Among its many themes is the issue of race and gender stereotyping. Early on, a donut-loving cheetah desk cop makes a remark about the look and size of Hopps. She instantly jumps into what seems like a rehearsed comment: "You probably didn't know, but a bunny can call another bunny 'cute', but when other animals do it, it's a little..." and trails off to preserve any subtext that remains. In a later scene, when she is assigned to parking duty by her superior Chief Bogo (Idris Elba), she stands up for herself and asserts: "I'm not just a token bunny."
Hopps - despite her good intentions - isn't above making such mistakes herself either. Upon encountering the first fox in Zootopia, she jumps to a conclusion: all foxes are cunning and sly. And it obviously doesn't help that her first impression of Nick Wilde (Jason Bateman) is of his wily nature.
"[Judy] naturally responds because of the way she was raised," Goodwin says about her character in a Disney video, despite trying not to have any preconceived notions. Hopps eventually teams up with Wilde to solve a crime, but her initial struggle is something we all relate with, especially in a multicultural and multi-ethnic country such as India. Throughout our life, we are told that certain communities behave in certain manners or they look like something. This not only influences our thinking, but set expectations of people we have never encountered. And we prefer them to act like they appear in our minds, because it reassures what we have been fed.
That's not to say Zootopia doesn't make tons of jokes at the expense of its mammals' characteristics, be it Nick wondering what sheep count when they can't sleep, or paying a wonderful tribute to The Godfather. A memorable scene sees Hopps and Wilde visit the DMV (the US equivalent of India's RTO) to speed up their investigation, and Hopps gets exasperated when she learns the office is run by sloths. But the film is always smart enough to stay on the right side of things, as Wilde asks, "What? Are you saying that because he's a sloth, he can't be fast?"

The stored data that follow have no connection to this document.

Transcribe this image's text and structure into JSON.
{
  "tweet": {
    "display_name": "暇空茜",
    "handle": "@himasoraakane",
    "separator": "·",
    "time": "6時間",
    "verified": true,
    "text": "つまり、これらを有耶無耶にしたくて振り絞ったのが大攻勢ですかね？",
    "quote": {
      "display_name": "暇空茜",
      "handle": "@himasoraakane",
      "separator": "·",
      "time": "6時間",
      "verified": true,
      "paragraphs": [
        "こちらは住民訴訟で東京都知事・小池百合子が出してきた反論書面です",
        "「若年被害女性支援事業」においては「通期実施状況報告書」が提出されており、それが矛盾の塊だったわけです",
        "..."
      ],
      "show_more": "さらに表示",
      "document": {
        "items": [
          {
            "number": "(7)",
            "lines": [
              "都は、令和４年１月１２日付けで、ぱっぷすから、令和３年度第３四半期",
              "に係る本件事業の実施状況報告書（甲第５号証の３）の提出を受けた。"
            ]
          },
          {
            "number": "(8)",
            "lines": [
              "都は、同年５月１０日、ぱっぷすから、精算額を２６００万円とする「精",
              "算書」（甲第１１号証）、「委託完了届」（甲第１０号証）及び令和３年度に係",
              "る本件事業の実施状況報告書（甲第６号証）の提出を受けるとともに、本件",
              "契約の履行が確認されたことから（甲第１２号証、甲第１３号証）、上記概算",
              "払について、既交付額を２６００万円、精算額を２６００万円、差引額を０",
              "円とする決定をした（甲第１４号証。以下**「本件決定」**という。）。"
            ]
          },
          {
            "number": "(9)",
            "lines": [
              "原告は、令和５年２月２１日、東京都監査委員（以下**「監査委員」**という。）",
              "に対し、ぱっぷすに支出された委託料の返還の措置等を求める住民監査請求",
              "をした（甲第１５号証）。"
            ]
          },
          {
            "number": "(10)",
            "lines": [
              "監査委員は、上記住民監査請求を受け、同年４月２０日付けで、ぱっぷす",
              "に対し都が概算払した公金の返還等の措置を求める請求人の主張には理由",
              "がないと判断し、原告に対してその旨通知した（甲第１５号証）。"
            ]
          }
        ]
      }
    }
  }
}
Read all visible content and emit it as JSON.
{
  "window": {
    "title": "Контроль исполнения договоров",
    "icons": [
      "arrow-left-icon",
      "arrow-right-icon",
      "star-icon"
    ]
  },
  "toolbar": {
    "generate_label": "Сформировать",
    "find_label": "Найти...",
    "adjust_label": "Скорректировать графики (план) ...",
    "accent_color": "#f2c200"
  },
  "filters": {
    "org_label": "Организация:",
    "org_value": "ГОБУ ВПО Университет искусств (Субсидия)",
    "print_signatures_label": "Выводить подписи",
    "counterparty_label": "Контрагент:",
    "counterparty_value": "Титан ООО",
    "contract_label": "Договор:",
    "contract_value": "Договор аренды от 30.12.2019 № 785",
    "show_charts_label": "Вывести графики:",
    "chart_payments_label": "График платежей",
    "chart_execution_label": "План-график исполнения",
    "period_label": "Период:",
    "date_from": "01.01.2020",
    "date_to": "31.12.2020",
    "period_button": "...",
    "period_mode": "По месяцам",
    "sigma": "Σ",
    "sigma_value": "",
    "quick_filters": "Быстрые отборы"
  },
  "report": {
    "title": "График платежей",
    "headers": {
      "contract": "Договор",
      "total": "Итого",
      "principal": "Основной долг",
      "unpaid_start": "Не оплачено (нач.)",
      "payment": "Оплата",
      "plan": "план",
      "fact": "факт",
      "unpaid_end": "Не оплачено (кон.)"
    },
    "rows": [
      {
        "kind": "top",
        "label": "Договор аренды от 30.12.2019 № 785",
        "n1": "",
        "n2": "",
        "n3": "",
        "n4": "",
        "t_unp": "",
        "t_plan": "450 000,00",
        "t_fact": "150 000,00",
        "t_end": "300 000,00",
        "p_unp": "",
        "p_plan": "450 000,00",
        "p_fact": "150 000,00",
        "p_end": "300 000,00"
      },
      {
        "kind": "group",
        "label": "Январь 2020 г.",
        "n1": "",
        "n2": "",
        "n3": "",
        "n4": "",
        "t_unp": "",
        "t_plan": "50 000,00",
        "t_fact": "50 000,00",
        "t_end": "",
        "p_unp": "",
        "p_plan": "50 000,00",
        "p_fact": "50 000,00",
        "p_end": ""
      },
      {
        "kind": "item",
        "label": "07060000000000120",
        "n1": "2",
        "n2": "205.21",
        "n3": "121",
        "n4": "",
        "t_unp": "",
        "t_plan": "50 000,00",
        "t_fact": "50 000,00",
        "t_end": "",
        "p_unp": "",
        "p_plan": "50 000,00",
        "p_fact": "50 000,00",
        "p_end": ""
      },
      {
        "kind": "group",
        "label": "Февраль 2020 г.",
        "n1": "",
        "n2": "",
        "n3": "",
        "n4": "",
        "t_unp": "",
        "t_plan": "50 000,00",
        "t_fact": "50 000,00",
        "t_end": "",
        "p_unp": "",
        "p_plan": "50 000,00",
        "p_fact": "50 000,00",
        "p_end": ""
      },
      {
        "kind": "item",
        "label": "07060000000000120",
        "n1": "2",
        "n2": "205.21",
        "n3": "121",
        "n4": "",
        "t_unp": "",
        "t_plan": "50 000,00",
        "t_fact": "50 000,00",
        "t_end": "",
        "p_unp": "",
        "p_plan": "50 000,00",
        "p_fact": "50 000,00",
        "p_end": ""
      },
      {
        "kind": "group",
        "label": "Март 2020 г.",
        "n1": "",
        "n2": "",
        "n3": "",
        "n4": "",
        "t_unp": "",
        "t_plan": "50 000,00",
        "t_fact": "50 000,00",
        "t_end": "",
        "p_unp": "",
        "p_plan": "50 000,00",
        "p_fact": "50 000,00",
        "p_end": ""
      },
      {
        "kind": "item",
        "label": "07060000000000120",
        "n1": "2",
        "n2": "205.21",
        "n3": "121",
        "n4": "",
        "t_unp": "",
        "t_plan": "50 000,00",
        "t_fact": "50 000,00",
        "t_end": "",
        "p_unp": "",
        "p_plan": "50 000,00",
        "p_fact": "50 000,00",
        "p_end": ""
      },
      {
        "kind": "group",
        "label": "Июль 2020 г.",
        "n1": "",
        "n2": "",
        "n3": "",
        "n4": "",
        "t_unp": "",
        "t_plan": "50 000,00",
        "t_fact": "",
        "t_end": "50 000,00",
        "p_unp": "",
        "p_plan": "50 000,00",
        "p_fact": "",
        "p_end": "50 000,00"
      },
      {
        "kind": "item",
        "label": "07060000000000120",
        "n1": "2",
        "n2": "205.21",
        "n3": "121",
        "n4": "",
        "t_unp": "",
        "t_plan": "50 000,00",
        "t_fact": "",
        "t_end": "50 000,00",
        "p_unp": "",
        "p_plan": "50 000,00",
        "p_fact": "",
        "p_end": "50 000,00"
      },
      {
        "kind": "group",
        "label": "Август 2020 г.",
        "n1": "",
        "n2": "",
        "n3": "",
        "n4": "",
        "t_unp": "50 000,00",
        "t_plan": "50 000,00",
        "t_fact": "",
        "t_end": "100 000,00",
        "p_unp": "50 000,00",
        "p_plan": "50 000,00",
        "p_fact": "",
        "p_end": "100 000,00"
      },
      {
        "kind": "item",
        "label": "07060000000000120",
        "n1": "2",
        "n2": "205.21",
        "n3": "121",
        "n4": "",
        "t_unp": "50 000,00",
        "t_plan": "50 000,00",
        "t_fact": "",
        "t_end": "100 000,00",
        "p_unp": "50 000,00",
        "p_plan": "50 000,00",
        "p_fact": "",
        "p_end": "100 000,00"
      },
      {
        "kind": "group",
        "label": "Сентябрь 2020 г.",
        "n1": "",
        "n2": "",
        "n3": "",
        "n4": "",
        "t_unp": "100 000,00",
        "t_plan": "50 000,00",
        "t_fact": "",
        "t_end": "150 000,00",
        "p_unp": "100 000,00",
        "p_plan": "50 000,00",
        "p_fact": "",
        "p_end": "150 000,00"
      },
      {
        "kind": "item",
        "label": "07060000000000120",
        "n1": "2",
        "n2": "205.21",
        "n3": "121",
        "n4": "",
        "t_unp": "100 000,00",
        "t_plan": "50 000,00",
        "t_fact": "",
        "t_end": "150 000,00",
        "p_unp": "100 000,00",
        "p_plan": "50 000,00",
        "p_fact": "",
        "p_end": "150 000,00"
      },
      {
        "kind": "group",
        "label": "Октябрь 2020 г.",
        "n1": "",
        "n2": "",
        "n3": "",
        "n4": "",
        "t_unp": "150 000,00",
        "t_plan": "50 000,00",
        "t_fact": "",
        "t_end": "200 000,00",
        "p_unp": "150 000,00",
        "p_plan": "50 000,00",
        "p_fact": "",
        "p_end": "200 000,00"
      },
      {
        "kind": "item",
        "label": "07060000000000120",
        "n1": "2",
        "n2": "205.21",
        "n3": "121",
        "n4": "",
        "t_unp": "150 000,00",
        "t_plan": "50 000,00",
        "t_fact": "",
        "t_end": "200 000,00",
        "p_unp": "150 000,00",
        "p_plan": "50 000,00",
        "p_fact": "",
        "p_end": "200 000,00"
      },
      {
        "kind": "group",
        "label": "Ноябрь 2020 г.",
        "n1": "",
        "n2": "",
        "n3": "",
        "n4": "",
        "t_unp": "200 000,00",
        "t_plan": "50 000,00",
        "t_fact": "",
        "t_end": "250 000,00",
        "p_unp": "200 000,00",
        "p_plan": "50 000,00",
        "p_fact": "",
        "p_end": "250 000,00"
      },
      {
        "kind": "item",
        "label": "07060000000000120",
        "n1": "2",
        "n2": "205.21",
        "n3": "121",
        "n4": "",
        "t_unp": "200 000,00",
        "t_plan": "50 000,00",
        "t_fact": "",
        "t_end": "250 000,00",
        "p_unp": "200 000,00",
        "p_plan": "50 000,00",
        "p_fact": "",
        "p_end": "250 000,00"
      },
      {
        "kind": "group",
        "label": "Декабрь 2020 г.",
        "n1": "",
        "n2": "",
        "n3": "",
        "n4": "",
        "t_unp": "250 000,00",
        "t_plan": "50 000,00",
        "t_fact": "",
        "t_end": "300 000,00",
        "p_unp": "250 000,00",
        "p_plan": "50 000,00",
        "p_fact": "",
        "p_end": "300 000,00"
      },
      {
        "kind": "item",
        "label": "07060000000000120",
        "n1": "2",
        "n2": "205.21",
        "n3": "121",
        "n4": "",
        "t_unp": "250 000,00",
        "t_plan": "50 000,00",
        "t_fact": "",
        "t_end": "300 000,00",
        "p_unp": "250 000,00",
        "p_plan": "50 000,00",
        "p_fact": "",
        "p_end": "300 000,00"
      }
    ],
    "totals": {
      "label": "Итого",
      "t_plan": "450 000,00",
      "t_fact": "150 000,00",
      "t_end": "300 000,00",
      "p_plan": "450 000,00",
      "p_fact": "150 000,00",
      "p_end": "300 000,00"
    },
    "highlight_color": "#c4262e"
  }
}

What Zootopia says is even more important today, a time when democratic nations around the world move towards harsher right-wing policies, by way of fear and misinformation of "outsiders". The city of Zootopia - a microcosm of the world's natural habitats - runs obvious parallels to mankind's own diversity and through the beaming eyes of Hopps offers a glimpse at what can be achieved if only we don't remain so set in our ways.
Zootopia isn't just funny, clever and the most heart-warming buddy comedy story I've seen in a while, but the values behind it speak volumes, even more so for grown-ups. It tackles tolerance, racial diversity and stereotyping with equal parts wit and panache; and owing to its animalistic take its all-necessary message is accessible and universal in appeal.
"Anyone can be anything" isn't just a thing we must tell the younger ones, but a lesson we must first teach ourselves.